Embora o ministério petrino tenha sofrido diversos ataques e tido alguns representantes indignos, ele perdurou ao longo do tempo. Uma razão fundamental para isso foi que, afinal de contas, ele se apegou à doutrina transmitida pelos apóstolos. Assim, apesar da conduta indevida de alguns ministros, a verdade não sofreu obscurecimento algum. Trata-se de um grande sinal que não pode ser entendido sem o auxílio divino, já que, desde o princípio, muitas heresias ameaçaram a Igreja por dentro e a teriam destruído muito cedo se não fosse pela ajuda de Deus.

Assim, podemos considerar o ministério petrino como um sábio presente de Deus para a Igreja, destinado a preservar sua unidade ao longo dos séculos. Devemos nos apegar à convicção de que Deus quis uma só Igreja presidida por Pedro. Isto não é arbitrário nem se trata de defender uma posição de poder especial. Pelo contrário, é a continuação do que Jesus quis instituir neste mundo para a salvação das almas.

A humanidade tem uma cabeça: o próprio Deus, que é a fonte de toda verdadeira unidade entre os homens. Com a Encarnação do Filho de Deus, esta cabeça tornou-se visível e a Igreja foi estabelecida para congregar todos os homens em Deus e prepará-los para a eternidade. Neste sentido, ao papa foi confiada a tarefa especial de tornar real esta santa ordem divina e servi-la.
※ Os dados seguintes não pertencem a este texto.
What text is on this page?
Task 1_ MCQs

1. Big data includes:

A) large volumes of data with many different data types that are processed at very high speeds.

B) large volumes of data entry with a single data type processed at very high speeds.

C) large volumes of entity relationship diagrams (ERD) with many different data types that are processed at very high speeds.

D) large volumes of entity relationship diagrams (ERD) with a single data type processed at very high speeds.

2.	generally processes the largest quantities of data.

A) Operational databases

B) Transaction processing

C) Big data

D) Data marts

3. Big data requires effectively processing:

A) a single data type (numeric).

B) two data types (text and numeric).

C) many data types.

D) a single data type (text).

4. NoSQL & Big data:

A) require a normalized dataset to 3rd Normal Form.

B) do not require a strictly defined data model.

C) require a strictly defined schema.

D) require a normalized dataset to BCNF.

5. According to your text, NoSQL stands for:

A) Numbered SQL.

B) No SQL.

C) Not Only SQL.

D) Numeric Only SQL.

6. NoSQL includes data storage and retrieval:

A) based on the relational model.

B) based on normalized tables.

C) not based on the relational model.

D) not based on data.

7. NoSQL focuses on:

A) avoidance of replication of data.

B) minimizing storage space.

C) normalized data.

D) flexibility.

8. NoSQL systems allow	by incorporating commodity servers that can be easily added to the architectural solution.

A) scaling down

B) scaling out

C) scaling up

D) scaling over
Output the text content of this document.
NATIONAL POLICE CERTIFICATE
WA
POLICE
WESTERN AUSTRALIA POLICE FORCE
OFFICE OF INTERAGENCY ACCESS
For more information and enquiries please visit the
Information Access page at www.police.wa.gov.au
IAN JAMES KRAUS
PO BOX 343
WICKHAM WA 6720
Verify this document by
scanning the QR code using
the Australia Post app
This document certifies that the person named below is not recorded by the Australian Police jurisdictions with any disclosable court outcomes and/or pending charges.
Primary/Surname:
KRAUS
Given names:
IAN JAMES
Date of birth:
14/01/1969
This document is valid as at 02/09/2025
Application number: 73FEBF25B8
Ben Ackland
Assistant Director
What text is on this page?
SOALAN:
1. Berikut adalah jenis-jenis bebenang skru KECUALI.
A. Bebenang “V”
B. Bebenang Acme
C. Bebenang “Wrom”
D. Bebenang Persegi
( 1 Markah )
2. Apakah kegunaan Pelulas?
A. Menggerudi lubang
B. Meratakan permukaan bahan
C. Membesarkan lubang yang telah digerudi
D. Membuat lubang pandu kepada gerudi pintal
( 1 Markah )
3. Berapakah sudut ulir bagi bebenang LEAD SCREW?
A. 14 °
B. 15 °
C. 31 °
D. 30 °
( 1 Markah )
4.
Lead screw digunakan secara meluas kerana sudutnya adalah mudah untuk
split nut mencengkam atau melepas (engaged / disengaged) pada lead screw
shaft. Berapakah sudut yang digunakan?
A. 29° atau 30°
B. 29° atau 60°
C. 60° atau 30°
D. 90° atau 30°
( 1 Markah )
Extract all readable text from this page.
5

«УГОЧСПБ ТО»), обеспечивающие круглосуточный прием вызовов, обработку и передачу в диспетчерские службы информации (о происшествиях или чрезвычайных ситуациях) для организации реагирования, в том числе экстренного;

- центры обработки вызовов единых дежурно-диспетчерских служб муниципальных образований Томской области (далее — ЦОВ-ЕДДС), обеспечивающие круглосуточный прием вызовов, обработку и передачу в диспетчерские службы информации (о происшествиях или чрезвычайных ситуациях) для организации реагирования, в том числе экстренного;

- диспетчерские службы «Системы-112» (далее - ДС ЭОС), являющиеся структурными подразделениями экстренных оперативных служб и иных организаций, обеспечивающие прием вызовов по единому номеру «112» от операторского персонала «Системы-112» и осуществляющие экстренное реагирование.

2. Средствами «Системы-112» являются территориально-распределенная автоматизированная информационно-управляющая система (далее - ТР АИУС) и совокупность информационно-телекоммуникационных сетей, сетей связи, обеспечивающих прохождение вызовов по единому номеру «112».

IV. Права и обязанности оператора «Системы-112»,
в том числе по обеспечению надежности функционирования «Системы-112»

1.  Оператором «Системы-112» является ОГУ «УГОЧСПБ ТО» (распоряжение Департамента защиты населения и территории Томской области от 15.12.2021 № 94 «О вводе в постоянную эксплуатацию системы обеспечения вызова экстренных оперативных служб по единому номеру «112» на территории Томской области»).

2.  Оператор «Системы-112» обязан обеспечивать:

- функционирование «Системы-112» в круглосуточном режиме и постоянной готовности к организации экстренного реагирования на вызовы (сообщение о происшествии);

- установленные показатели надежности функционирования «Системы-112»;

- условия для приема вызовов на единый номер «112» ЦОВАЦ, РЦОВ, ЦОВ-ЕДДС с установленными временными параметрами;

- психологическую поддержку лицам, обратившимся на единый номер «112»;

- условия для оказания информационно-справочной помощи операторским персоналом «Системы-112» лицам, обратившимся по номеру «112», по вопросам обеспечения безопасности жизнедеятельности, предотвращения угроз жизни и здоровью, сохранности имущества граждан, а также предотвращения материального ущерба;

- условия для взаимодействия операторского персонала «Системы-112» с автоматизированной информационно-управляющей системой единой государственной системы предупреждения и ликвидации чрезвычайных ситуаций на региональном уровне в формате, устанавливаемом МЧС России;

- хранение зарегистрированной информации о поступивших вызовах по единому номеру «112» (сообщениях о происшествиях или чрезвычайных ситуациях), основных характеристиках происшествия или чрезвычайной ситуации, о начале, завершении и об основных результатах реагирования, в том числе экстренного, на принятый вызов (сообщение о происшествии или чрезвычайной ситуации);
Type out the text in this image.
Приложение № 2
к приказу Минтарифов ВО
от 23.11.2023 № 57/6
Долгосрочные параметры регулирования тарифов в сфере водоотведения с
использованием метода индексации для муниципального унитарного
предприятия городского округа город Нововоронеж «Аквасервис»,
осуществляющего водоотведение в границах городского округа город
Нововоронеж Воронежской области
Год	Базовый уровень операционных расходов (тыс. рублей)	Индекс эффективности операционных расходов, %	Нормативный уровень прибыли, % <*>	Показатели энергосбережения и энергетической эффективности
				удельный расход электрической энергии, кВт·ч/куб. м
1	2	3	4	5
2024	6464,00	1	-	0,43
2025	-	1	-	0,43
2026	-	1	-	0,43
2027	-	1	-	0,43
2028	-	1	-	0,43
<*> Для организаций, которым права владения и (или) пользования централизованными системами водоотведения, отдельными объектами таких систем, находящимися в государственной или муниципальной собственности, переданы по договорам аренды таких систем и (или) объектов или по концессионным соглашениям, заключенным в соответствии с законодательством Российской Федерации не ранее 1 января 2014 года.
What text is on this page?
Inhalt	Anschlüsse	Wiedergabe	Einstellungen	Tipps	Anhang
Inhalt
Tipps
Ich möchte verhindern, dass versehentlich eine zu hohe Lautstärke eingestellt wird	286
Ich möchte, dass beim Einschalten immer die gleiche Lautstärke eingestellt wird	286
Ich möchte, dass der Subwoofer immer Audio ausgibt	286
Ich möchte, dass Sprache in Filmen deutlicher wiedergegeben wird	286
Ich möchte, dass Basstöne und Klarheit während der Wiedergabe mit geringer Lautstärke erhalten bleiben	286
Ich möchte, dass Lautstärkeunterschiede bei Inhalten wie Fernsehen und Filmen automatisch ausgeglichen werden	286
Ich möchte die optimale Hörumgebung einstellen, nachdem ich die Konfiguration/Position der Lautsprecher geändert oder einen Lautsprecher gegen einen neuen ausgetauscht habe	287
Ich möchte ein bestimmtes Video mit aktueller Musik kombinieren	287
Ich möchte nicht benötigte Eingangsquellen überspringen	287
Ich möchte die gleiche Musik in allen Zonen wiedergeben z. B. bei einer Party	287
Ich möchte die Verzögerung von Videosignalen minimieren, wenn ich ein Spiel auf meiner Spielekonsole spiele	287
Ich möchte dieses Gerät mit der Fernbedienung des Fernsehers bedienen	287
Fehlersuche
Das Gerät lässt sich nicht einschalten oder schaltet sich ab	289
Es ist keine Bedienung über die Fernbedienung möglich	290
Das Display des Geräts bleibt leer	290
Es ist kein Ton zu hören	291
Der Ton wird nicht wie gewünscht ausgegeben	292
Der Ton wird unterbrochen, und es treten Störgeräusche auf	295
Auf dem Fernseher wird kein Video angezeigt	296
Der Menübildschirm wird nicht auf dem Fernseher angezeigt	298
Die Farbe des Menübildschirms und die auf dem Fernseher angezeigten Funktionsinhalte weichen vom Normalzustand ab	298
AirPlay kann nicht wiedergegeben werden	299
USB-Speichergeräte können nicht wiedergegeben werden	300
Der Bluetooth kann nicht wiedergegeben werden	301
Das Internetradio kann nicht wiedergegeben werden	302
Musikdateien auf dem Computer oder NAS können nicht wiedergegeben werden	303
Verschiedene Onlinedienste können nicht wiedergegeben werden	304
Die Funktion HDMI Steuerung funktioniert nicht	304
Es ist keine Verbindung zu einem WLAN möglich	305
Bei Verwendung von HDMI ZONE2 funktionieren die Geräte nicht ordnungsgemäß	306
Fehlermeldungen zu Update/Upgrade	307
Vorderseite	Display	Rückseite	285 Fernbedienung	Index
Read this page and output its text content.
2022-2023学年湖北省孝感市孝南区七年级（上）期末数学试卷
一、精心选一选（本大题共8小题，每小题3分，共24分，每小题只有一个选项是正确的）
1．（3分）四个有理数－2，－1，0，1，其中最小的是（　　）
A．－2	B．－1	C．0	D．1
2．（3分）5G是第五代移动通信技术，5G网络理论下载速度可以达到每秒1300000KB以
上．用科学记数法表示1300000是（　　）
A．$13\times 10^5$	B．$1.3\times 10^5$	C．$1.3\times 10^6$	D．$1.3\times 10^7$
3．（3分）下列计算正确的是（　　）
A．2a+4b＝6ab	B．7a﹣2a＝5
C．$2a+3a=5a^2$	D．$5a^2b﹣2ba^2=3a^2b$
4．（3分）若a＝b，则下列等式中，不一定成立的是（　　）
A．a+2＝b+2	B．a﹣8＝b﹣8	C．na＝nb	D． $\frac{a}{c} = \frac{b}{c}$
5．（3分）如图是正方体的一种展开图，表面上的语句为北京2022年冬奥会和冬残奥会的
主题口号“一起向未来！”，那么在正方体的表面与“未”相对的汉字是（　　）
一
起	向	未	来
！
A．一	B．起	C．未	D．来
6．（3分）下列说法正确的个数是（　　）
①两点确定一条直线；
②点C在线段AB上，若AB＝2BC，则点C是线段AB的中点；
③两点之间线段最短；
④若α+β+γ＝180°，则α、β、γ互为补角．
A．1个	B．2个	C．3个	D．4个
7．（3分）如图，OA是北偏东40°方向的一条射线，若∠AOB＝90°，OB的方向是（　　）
Infelizmente, a unidade visível da Igreja se perdeu, o que é muito doloroso, pois enfraquece o seu testemunho perante o mundo. Sem entrar em detalhes sobre as múltiplas razões que levaram ao Grande Cisma do Oriente no ano 1054, é necessário assinalar que esta ferida permanece aberta até hoje. Vez por outra, realizaram-se tentativas para superar esta divisão. Uma das últimas foi o Concílio de Florença, no qual os líderes da Igreja oriental, encabeçados pelo teólogo grego Bessarion, aderiram às verdades de fé da Igreja do Ocidente. Em 1439, assinou-se um decreto de união. A Igreja do Ocidente continuou o concílio até 1445 e decidiu pela união com algumas igrejas orientais menores, como a armênia, a maronita, a caldeia e a jacobita da Síria. No entanto, os esforços para alcançar um acordo com a Igreja oriental em sua totalidade fracassaram.

Um dos pontos decisivos pelos quais ainda não se alcançou a reunificação é precisamente o ministério petrino, que é considerado a garantia da unidade. Diferente do exercício do papado na Igreja católica, os representantes da Igreja ortodoxa oriental consideram-no apenas uma primazia de honra, sem atribuir-lhe autoridade jurídica sobre a Igreja universal.

Outro cisma de graves consequências originou-se na Alemanha em 1517, principalmente associado à figura de Martinho Lutero. Além disso, permanece inesquecível e dolorosa a ruptura do anglicanismo em 1534.

Todas as denominações cristãs de origem recente têm em comum o fato de não aceitarem o ministério petrino tal como a Igreja católica o entende, nem reconhecerem a autoridade que dele deriva. Além disso, afastaram-se da doutrina e da práxis católicas em não poucos aspectos.

Por mais compreensível e justo que seja o desejo de superar as divisões e separações para recuperar a unidade visível em Cristo, nunca se pode ignorar que isso só pode ser alcançado sobre a base da verdade que o Senhor confiou à sua Igreja.